According to Bruce Haley, nineteenth-century theories of moral physiology permeated both "the specialized language of science" and also but literary criticism. "In both cases morality, psychology, and health were related concerns. Macaulay traced the luxuries of Walpole's prose to an "unhealthy and disorganized mind;" Rousseau's books, wrote Carlyle, "like himself, are what I call unhealthy; not the good sort of Books"; Richard Holt Hutton found in Clough's verse an "almost morbid craving for a firm base on the absolute realities of life;" Leslie Stephen confessed that his gorge rose whenever he encountered Swift's "morbid interest in the physically disgusting."

Victorian critics, in other words, often took a medical approach to literature, assuming that they could — and should — "diagnose a work, looking for signs of disease or soundness, then looking further for cause of the disclosed condition. To read new poetry, Walter Bagehot declared, one must surrender his mind to the "delicate task of detecting the healthiness of unhealthiness of familiar states of feeling." Today that sort of clinical vocabulary strikes us as crude and unpalatable." Since these methods were baed on commonly shared assumptions about the the healthy mind, examining them tells us much about Victorian conceptions of the human.

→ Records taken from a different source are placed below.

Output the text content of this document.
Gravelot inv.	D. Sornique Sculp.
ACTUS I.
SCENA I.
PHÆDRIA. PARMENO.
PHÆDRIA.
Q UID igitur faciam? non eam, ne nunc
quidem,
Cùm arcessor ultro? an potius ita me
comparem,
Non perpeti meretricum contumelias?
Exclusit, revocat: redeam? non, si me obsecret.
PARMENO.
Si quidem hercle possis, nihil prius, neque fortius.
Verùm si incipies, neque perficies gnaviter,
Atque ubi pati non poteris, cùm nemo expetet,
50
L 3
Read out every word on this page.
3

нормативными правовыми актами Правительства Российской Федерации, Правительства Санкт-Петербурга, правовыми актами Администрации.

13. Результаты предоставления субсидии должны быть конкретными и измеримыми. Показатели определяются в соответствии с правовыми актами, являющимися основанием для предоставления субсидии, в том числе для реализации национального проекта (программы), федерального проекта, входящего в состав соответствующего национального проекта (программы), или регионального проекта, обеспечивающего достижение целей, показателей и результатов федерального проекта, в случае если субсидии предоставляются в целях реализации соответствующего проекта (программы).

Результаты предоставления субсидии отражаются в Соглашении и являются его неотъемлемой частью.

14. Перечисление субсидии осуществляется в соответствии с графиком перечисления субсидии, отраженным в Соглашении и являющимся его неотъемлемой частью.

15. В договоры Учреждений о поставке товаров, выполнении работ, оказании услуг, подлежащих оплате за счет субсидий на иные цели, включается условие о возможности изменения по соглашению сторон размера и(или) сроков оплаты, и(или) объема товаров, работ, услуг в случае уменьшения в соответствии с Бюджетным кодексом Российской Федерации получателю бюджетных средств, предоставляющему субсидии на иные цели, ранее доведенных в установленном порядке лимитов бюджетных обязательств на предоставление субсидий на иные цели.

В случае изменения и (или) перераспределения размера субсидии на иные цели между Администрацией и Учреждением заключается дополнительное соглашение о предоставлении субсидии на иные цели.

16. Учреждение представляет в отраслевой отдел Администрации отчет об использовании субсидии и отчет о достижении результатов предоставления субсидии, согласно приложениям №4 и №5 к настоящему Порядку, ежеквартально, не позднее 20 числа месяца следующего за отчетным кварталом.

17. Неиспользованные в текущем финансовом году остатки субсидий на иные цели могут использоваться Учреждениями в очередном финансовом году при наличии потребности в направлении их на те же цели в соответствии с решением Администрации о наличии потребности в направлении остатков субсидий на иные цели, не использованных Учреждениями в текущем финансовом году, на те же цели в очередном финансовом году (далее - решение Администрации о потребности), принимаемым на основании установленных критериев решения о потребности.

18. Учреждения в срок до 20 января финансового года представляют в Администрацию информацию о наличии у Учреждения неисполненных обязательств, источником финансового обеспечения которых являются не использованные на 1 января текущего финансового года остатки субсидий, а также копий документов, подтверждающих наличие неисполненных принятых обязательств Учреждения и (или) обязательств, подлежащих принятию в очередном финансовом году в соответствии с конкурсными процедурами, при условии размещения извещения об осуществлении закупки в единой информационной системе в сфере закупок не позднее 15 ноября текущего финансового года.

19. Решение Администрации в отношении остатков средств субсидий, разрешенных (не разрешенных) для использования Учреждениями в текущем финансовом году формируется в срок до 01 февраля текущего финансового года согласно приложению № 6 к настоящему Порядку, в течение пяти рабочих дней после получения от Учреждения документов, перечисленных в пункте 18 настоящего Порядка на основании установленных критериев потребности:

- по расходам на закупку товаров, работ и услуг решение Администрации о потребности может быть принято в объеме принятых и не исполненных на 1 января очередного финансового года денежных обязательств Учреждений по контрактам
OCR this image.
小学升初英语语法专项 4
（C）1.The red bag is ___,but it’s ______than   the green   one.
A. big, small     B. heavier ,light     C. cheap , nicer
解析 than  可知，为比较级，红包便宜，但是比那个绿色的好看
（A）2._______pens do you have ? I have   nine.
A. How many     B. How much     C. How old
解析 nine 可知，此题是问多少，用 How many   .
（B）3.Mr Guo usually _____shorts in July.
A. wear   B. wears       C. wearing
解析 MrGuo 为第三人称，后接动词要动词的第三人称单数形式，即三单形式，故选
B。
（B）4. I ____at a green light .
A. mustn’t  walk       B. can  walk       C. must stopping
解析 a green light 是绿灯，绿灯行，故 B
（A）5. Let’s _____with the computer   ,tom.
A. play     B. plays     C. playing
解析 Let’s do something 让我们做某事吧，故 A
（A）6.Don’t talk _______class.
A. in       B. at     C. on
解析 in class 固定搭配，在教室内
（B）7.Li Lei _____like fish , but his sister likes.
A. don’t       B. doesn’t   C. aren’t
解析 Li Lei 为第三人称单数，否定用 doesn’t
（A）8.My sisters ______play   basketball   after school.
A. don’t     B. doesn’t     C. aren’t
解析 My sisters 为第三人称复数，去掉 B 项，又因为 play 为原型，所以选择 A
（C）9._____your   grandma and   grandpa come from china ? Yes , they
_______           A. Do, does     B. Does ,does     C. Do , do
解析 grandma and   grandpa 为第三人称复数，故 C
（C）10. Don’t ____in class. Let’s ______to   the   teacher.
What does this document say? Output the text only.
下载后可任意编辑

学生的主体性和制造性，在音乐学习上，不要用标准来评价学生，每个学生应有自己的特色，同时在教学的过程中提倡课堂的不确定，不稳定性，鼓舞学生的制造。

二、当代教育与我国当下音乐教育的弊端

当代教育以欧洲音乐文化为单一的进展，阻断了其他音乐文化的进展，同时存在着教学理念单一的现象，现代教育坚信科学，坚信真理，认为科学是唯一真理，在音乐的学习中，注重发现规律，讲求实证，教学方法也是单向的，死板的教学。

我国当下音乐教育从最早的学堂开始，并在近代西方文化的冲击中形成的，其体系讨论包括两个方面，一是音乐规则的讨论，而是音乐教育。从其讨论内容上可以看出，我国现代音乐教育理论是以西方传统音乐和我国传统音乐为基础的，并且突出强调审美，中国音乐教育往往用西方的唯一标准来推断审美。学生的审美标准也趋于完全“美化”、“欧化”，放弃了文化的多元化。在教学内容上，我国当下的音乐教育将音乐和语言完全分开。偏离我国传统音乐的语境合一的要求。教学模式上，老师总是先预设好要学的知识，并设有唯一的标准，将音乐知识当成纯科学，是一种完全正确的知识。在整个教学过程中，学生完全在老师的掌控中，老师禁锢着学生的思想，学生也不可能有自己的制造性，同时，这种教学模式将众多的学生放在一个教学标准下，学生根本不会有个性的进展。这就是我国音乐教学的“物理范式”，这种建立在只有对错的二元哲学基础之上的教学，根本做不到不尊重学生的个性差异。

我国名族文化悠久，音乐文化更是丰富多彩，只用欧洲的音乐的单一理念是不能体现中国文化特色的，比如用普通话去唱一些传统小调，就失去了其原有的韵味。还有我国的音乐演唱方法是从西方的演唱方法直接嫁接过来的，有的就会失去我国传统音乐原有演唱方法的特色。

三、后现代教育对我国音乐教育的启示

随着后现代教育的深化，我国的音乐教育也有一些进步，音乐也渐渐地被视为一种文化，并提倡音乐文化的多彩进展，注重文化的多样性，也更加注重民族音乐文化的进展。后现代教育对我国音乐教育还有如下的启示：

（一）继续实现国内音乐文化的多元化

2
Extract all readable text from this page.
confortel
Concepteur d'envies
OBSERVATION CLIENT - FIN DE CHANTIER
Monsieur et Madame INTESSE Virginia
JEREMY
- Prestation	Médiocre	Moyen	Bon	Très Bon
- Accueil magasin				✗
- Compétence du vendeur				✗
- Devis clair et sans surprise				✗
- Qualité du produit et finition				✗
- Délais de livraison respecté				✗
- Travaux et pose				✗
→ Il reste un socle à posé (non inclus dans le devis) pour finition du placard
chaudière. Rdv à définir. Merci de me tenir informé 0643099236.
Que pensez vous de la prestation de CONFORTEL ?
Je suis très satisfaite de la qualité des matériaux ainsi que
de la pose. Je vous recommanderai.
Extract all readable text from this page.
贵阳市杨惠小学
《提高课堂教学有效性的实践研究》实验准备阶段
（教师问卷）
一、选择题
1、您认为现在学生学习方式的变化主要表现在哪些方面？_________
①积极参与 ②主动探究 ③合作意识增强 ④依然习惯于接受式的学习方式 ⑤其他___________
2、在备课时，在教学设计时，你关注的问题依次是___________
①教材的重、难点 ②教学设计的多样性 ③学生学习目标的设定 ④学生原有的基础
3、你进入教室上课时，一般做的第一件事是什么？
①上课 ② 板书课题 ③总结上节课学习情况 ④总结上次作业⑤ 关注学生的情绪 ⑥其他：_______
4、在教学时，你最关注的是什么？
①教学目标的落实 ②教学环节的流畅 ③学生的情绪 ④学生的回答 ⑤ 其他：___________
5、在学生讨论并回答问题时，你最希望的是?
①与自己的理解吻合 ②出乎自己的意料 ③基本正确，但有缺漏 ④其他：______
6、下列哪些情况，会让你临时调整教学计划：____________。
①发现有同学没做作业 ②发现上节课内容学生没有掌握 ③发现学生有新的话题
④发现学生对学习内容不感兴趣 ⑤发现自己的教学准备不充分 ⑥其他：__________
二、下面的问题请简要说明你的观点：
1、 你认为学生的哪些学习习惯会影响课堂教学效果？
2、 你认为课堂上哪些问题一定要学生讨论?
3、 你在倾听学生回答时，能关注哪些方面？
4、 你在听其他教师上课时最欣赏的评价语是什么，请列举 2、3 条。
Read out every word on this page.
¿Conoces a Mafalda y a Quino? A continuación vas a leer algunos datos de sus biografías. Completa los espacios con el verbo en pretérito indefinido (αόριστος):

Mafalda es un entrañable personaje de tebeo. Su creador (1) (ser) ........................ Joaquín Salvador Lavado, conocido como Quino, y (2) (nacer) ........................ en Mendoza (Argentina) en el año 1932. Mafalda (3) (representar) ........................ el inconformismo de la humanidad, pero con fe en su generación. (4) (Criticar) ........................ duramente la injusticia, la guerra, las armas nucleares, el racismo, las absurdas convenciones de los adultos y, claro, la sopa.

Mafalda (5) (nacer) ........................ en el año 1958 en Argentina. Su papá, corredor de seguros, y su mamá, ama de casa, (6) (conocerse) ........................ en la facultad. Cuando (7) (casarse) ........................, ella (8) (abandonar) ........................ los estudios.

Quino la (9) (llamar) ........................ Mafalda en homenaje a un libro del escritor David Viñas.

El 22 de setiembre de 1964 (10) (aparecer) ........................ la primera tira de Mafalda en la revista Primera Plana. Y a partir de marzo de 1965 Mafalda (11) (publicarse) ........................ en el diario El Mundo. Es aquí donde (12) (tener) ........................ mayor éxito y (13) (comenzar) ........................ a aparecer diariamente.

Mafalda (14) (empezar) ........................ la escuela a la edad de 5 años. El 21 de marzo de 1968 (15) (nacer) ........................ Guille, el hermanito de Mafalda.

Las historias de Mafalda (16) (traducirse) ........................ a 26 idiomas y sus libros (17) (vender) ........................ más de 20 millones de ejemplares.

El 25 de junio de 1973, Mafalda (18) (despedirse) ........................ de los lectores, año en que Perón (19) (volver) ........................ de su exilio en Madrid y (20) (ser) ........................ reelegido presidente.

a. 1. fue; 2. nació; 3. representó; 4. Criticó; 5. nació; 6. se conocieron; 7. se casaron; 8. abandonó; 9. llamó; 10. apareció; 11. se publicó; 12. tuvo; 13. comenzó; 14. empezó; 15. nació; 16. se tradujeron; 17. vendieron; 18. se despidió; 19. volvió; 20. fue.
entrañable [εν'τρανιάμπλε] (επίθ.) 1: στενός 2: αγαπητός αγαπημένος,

"'The greatest poetry,' Leslie Stephen wrote, '"like the highest morality, is the product of a thoroughly healthy mind.' His comparison between moral and creative excellence is not casually made. Like most Victorian critics, he believed that they should be--and are in the "healthy" mind--functionally related. What F. W. Roe has said of Carlyle's critical theory may be almost universally applied: "Art is moral because intellect and morality are indistinguishable in the sound mind. . . . The pathological use of the term "moral" in those days was very broad. The "moral" cause of a disease might include, say, venality or gluttony, but also anxiety and overwork. In its most general sense the moral condition was the state of the psyche induced by a pattern of life and a pattern of thought. Likewise, a person who was "morally insane" had of course lost the ability to distinguish between right and wrong, but at the same time his other faculties were affected. His perceptions generally were unreliable. More important, his will was impaired and with it the internal, responsible direction of his own conduct. Volitional paralysis, delusion, and immorality were all symptoms of the same degenerative process. . . . [By contrast], in the "thoroughly healthy mind" perceptions and concepts are given shape and direction by moral volition’whatever external reality the healthy mind contemplates--social, natural, or divine--it perceives not only variety, movement, and palpability, but also structure or design. To live harmoniously within ourselves, we must, in [Matthew] Arnold's words, see life steadily and see it whole--we must take in life coherently. Victorian critics put special stress on the artist's ability to get hold of his subject mentally, to master it. --Bruce Haley. The Healthy Body and Victorian Culture. Cambridge, Mass.: Harvard University Press, 1978


If Haley has correctly assessed these issues, what sort of critical response do you think various poets in the nineteenth century would have received? What do you think they would have thought of Robert Browning's poem, "My Last Duchess," with its murdering husband? Or of "Porphyria's Lover," with its insanely deluded protagonist? Would they have thought that the poems had "shape and direction by moral volition" of the poet, but not of its characters? Would it matter whether or not the poet had "hold of his subject mentally" even if his subject was mad and committed immoral acts?

What do you think they thought of Shelley, or of Coleridge, who apparently wrote "Kubla Khan" after taking opium and suffered from neuroses? How do you think the diffuse style and seemingly "perverted" subject material of some of Swinburne's poems would have been regarded?

Is "healthiness" an appropriate aesthetic standard in contemporary times? Does it defy definition?